Naar een loepzuivere digitale kaart (VK 2/2013)

zondag 17 maart 2013
timer 16 min

Een samenvatting van dit artikel is in VK 2/2013 gepubliceerd onder de titel 'Naar een loepzuivere digitale kaart'

Hoe meer input met geo-informatie, hoe meer bijvoorbeeld in 3D kan worden gevisualiseerd [Fotobron: Rheinmetall Defence Electronics]

 


Auteurs:

Guus Tamminga, Grontmij
Linda van den Brink, Geonovum
Jantien Stoter, TU Delft, Kadaster en Geonovum
Hans van Lint, TU Delft

Met de wet Basisregistratie Grootschalige Topografie (BGT) wordt de komende jaren een traject ingezet waar vrijwel alle overheidsorganisatie mee te maken krijgen. Met de wet wordt een belangrijke stap gezet in de afstemming van de verzameling én het beheer van geo-informatie. En daarmee leidt de BGT tot een gedetailleerde digitale kaart van Nederland met informatie over uiteenlopende zaken als gebouwen, wegen,  groenvoorzieningen en waterwegen. In dit artikel richten we ons op de mogelijkheden en uitdagingen die de BGT biedt voor vraagstukken op het gebied van verkeer en vervoer.

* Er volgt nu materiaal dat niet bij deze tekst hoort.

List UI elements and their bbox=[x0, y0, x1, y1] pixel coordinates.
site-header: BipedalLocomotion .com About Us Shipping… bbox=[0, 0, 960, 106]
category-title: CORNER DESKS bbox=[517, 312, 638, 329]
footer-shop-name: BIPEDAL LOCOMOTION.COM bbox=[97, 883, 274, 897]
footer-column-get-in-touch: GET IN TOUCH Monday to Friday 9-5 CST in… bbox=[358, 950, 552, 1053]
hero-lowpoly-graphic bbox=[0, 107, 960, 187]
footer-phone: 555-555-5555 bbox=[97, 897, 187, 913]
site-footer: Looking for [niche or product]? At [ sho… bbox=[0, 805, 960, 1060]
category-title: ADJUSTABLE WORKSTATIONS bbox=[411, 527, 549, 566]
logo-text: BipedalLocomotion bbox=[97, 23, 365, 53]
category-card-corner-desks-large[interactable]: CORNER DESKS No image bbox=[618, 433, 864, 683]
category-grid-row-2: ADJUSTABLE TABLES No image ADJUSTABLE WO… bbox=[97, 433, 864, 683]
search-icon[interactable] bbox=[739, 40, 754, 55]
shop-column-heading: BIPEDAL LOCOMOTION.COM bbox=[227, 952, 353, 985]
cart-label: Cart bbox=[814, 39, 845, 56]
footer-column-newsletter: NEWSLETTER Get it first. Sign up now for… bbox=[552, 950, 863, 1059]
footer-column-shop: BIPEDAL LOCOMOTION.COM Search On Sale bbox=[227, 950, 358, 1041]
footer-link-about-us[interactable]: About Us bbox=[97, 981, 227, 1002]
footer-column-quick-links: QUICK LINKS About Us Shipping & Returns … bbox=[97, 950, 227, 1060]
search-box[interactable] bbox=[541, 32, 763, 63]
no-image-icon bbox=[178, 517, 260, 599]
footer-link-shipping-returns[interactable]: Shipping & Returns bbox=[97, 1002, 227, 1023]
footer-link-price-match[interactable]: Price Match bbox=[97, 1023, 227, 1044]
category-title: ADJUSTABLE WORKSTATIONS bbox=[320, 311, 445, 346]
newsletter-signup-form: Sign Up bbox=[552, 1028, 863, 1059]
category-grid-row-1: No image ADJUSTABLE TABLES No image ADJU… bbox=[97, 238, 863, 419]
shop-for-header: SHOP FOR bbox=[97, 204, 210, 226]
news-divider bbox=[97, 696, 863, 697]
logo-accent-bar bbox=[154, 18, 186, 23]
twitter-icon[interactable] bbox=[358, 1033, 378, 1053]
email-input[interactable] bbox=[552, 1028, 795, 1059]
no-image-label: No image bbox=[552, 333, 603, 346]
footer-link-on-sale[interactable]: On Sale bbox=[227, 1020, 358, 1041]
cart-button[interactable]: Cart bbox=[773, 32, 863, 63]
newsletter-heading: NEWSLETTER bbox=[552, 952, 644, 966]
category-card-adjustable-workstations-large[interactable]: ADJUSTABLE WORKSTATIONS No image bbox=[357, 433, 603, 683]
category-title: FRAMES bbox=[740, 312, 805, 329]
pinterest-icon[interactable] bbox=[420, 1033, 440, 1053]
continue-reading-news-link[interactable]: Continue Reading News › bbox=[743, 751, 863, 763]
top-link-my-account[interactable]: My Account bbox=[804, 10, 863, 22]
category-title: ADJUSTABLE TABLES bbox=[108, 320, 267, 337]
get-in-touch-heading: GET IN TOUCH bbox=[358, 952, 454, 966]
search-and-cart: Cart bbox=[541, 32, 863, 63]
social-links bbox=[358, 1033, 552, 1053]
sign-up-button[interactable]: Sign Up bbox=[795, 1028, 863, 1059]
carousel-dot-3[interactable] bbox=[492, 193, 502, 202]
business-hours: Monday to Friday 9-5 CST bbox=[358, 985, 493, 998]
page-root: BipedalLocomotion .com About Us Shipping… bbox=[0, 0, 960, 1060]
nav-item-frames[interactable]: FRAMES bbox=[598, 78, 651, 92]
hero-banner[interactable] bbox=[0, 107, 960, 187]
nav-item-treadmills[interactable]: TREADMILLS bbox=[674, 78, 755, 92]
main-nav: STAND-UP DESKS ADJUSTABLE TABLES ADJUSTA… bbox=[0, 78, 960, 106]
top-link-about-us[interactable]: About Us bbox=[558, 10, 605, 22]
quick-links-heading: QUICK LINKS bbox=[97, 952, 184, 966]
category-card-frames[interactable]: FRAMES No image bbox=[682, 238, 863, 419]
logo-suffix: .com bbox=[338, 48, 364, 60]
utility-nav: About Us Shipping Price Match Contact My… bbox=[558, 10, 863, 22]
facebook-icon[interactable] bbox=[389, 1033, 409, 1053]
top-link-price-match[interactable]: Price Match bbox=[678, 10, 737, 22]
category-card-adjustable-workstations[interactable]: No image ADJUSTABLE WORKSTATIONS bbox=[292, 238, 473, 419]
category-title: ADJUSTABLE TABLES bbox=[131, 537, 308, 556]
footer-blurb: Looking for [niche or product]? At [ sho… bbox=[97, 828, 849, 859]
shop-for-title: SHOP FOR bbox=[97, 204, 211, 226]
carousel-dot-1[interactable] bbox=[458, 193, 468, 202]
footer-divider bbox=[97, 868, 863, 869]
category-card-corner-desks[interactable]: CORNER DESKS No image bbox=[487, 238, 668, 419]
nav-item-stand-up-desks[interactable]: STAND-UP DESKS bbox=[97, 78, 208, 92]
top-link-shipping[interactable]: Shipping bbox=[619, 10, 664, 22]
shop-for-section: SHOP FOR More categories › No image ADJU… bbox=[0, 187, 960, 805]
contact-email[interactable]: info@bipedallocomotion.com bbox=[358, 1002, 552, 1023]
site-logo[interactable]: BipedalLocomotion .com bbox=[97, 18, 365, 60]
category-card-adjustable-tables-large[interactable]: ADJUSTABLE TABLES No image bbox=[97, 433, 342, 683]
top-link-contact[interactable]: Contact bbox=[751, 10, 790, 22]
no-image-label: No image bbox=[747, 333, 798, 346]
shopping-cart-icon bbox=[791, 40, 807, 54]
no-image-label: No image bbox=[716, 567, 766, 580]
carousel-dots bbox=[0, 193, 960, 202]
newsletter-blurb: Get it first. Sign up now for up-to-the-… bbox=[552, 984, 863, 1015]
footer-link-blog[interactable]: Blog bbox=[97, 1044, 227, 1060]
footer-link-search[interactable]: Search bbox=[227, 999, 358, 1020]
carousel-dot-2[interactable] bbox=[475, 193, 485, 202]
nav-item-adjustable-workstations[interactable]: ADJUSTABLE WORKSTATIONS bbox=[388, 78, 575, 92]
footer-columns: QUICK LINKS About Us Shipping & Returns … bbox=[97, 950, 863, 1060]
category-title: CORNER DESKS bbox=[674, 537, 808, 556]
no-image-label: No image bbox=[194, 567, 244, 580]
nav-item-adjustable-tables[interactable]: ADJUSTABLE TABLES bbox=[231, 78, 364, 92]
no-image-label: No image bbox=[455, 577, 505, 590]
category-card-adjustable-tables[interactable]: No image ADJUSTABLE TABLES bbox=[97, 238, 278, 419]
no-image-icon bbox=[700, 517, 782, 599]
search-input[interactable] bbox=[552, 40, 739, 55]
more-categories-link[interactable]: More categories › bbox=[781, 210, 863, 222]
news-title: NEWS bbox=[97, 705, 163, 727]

Goede informatie is essentieel bij het analyseren van verkeerkundige vraagstukken op terreinen als verkeerveiligheid, bereikbaarheid en leefbaarheid. Zo vormt gedetailleerde informatie over verkeersongelukken bijvoorbeeld de basis voor het traceren van verkeersonveilige locaties en het analyseren van de oorzaken van die onveiligheid. Bij het opstellen van verkeersprognoses worden verkeersmodellen gebruikt, waarvoor eveneens veel data nodig zijn. Ook uitspraken over de drukte op het wegennet (file-informatie) en trends daarin (nemen de files af?) worden gebaseerd op metingen van het verkeer.

Geo-informatiestructuur

Het verzamelen en beheren van deze gegevens is geen sinecure. Het gaat om een grote hoeveelheid informatie die verzameld wordt vanuit verschillende bronnen. Typerend voor deze informatie is dat het plaatsgebonden is. Dit wordt geduid met de term geografische informatie: alle informatie die een ruimtelijk component heeft, dat wil zeggen een verwijzing naar een plek op de aarde, kan worden beschouwd als geo-informatie. Met een Geografisch Informatie Systeem (GIS) wordt deze informatie beheerd en kunnen allerlei ruimtelijke analyses worden gedaan. In Nederland wordt gewerkt aan een geo-informatiestructuur (GII), met de bedoeling de aanwezige geo-informatie zo laagdrempelig mogelijk te ontsluiten. Dit vormt een basisvoorwaarde voor een goede uitwisseling van data.

Het belang van afstemming

Een van doelen bij de standaardisering van databeheer is het bevorderen van hergebruik van data, om dubbel werk te voorkomen. Hoewel de wens om data op een uniforme en gestandaardiseerde wijze te beheren al veel langer bestaat, is er in de huidige praktijk nog lang niet altijd sprake van. Dat geldt ook voor de verkeerswereld. Bijvoorbeeld bij de bouw en toepassing van verkeersmodellen, waar datavergaring een substantieel deel van het werk omvat, blijkt het proces van dataverzameling en databeheer nog lang niet optimaal [1].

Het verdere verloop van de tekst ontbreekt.